Evidently, defining the true meaning for the term “underground”, Holy Moses have escaped the spotlight miraculously and to much surprise. The Thrash Metallers with a palette for experimenting with Melodeath, Speed and even Groove influences on their compositions have been around since the 80s and have put out more than 10 albums worth of music in these 30 odd years. This in a broader aspect makes us stop and re-evaluate the role of the better sex in the foundation of Heavy Metal. With so much, well-warranted, admiration being heaped on the mainstream female fronted Metal acts, the Sabina Classen’s have still remained underground, a cult favourite if you will, long before since most of us were born.
“Redefining Mayhem” sees the 4 piece unleash their time tested Thrash assault. First track “Helhound” is a throwback to their familiar formula of Classen’s uncompromising growls that move to and fro from mid-range fries and barks to screeches. Given that the band has undergone a change in the line up with “Redefining Mayhem”, one might expect them to test some uncharted waters. However the band has opted to reaffirm their cult status with tracks like “Triggered” and “Undead Dogs”. There are strains of Melodeath inspired riffs, although that might just be a personal inference. The sum of efforts is more than entertaining to say the least. Drummer Gerd Lücking leaves no stone unturned as he skin-slams through the tracklist relentlessly.
Peter Geltat does his due diligence by delivering excellent backing vocals, along with bassist Niesch, as confirmed by his booming low backing chants in the first few tracks. Although the guitars do not accomplish anything remotely genre-bending as such, Gelat is savvy enough to churn some memorable riffs and solos to keep things interesting. Given someone who often has a complaint about the production being lacklustre or too over-polished, “Redefined Mayhem” works wonders for my ears because producer Tue Madsen (Dark Tranquillity) has done a dapper job of capturing the essence of Holy Moses’ brand of Thrash with his deft work behind the console: Every note that Thomas Neitsch plays is not only audible but you can actually tell when he plays what he plays.
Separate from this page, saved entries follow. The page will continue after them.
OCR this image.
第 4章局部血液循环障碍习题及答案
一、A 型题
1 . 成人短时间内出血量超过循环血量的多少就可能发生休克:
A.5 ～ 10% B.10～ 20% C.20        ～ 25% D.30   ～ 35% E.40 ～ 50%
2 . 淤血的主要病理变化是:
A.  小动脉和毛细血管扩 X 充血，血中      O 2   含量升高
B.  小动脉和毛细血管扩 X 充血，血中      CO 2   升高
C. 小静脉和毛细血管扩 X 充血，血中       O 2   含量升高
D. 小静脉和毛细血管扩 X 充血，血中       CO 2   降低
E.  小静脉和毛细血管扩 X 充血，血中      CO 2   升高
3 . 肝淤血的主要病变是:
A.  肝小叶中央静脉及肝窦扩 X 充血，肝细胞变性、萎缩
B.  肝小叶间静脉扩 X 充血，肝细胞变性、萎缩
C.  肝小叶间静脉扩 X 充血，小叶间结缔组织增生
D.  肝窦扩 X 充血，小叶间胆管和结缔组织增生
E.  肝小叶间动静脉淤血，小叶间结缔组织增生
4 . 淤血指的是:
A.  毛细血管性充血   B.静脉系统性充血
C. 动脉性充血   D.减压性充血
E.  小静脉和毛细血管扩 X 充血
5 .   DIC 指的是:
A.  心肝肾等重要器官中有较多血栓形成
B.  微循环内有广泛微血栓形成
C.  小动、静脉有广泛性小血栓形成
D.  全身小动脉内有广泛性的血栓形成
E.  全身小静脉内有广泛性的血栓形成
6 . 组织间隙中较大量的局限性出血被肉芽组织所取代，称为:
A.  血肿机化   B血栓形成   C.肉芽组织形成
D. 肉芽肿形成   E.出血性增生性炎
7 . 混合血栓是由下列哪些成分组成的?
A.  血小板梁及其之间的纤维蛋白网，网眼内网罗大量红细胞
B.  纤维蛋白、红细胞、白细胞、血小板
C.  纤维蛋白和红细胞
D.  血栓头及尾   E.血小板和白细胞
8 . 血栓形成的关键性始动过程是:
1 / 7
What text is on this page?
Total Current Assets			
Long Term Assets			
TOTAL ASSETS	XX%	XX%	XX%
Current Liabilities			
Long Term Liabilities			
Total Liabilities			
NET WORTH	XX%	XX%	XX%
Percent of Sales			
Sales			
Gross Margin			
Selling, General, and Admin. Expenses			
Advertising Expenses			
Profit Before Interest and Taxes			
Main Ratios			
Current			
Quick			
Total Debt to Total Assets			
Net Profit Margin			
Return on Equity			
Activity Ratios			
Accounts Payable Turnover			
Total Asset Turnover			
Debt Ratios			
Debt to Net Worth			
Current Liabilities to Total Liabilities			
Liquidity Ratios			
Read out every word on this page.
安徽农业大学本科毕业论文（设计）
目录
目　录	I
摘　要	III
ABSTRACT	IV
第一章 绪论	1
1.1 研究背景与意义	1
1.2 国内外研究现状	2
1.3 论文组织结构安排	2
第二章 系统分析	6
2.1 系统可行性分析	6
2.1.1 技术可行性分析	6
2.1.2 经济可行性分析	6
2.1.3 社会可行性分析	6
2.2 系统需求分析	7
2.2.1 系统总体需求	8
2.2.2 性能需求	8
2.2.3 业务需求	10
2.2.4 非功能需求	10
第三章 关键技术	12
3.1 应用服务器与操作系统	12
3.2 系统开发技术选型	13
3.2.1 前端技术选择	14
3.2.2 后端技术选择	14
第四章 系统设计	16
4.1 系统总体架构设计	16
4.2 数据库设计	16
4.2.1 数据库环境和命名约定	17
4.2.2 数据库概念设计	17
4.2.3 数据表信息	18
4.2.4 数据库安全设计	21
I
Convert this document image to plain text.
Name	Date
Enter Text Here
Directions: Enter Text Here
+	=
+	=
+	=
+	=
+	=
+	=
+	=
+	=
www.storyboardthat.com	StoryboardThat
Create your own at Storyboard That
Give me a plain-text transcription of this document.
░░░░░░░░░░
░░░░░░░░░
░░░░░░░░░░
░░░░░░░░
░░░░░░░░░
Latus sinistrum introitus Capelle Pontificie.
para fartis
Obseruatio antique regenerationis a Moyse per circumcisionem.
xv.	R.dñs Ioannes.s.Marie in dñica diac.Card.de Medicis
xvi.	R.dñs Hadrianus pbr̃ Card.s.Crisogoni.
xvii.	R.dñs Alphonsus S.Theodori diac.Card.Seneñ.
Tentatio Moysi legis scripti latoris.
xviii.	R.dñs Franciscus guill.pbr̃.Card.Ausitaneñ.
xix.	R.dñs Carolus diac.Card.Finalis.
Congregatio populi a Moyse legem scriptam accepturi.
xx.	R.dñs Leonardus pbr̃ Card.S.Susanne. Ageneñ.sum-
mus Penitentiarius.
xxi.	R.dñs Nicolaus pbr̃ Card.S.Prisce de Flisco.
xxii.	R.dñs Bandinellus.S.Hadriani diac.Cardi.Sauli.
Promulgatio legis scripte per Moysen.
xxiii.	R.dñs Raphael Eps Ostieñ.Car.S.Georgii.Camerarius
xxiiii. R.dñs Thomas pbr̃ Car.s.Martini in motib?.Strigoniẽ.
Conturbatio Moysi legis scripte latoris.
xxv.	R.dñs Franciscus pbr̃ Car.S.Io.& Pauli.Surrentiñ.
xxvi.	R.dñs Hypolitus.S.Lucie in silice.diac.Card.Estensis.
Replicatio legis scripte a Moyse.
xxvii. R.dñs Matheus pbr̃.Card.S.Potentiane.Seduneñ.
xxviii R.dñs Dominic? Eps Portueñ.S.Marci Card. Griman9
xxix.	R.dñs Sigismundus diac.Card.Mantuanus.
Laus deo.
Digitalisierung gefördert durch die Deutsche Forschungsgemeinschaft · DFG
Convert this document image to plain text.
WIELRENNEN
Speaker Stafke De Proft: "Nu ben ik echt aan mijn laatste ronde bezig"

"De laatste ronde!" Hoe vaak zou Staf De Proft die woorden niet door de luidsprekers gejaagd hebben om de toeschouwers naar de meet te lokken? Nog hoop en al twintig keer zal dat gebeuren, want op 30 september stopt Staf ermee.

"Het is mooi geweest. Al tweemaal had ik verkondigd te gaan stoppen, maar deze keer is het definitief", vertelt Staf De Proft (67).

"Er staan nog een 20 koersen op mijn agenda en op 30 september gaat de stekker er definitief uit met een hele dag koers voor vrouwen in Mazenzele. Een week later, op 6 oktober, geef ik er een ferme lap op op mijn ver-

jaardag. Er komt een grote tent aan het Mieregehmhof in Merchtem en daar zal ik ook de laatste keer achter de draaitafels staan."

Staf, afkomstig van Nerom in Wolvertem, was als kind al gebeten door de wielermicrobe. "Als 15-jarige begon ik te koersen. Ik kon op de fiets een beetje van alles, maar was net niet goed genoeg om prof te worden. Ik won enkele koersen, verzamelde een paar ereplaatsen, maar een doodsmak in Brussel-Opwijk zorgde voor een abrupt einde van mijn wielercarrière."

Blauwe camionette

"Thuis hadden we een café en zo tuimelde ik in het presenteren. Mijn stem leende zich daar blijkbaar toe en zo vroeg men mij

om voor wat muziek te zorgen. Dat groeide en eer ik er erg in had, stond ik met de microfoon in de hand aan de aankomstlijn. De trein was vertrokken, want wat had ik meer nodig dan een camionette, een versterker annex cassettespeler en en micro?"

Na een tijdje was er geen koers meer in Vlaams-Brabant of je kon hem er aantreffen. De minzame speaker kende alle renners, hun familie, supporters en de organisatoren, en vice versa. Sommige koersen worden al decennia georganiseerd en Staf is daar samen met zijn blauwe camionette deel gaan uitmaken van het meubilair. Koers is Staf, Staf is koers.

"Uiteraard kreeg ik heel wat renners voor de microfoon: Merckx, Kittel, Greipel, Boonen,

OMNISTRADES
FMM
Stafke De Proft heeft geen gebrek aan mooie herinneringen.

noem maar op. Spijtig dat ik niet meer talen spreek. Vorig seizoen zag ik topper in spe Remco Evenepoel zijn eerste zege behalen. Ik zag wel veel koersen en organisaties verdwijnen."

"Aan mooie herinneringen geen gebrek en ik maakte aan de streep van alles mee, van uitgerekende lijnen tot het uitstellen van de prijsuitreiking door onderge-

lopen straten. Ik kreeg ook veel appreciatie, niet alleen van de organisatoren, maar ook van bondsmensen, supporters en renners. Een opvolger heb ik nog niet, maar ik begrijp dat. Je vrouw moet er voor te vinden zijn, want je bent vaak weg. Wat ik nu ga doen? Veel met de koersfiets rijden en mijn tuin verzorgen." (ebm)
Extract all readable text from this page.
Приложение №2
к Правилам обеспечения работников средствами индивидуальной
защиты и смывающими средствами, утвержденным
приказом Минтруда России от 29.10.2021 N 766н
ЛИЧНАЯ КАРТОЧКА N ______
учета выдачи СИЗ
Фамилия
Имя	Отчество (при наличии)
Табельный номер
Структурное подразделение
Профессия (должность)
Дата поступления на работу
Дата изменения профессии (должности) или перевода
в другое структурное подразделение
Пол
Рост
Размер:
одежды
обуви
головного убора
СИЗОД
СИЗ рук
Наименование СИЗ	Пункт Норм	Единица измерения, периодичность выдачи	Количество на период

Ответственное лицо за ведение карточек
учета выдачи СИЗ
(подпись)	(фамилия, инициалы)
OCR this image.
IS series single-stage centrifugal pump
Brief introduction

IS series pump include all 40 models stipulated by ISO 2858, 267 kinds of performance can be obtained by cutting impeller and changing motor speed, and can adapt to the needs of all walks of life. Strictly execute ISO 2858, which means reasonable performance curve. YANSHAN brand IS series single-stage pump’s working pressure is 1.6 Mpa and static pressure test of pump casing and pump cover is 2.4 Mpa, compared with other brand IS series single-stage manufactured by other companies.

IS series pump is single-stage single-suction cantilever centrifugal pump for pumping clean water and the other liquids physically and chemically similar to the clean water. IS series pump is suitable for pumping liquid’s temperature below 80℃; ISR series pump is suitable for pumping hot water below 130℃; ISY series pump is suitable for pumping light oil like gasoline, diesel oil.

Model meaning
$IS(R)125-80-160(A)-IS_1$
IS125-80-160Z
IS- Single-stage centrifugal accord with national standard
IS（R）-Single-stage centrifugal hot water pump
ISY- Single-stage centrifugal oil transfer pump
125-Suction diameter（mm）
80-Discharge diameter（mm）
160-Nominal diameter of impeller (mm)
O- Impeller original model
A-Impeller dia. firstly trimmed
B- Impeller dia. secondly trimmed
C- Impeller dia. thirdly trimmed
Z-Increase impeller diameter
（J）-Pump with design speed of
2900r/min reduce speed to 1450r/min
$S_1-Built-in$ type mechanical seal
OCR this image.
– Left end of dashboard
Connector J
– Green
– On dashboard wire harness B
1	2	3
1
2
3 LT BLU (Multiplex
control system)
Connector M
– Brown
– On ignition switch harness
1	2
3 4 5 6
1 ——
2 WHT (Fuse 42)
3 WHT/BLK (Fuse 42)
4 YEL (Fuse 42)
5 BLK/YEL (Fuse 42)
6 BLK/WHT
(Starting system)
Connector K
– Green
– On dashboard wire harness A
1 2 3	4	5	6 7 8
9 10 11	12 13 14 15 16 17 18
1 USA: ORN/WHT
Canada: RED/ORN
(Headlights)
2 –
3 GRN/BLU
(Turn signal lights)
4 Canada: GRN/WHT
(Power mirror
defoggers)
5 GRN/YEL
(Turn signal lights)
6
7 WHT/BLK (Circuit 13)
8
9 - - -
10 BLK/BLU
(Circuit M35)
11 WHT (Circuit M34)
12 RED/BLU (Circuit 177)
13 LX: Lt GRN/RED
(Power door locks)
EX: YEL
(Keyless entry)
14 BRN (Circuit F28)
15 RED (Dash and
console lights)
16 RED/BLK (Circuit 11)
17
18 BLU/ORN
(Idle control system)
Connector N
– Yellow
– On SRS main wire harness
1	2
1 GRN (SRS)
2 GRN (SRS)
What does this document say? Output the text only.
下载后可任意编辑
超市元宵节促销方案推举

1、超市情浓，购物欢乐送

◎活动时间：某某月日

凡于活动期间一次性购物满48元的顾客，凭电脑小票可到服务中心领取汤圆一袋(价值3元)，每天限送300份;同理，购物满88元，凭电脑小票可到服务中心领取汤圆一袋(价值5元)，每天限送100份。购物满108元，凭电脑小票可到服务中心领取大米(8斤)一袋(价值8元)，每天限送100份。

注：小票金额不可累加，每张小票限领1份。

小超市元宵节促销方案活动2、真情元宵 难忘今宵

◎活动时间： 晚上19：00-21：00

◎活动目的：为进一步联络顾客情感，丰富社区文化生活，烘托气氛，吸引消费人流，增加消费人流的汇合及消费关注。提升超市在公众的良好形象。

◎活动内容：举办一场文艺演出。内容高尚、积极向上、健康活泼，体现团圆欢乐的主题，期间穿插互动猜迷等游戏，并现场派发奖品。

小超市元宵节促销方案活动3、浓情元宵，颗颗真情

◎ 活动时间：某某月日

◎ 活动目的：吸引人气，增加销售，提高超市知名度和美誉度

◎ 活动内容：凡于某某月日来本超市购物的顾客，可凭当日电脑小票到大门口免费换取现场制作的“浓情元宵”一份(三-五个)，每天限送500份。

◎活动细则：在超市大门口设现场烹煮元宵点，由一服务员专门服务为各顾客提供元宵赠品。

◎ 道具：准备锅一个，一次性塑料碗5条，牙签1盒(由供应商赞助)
That’s a pro in my books.
The aforementioned Melodeath influence is further held up in tracks like “Into the Dark” and “Whet the Knife”. The thrashier side of this woman with a vitriol spewing larynx to boot is heard on the tracks “Sacred Sorrows”, “Process of Projection” “Delusion”, etc. This not only speaks about how versatile Holy Moses is as a band but also reignites the question in the minds of the Metalhead with a thinking cap, “Why wasn’t I aware of this band or Sabina Classen before this?!” Playing to their strengths, Holy Moses have re-visited their comfort zones to produce the gem that is “Reinventing Mayhem”; it only enables the free thinking Metalhead to wonder what these 4 consider breaking the mould to be.
Make no mistake, “Redefining Mayhem” has a couple of nuances that might not sit well with every listener, but for the most part it’s an interesting array of tracks, and if you are a new fan of the band as I am, “Reinventing Mayhem” is a good place to start researching on this stellar German Thrash act as any. And face facts, wouldn’t you rather that this is the Thrash album that starts your little brother or 10 year old son’s journey into the world of Metal, instead of a “St. Anger” or a “Death Magnetic”?
Don’t answer that, it’s a rhetorical jibe.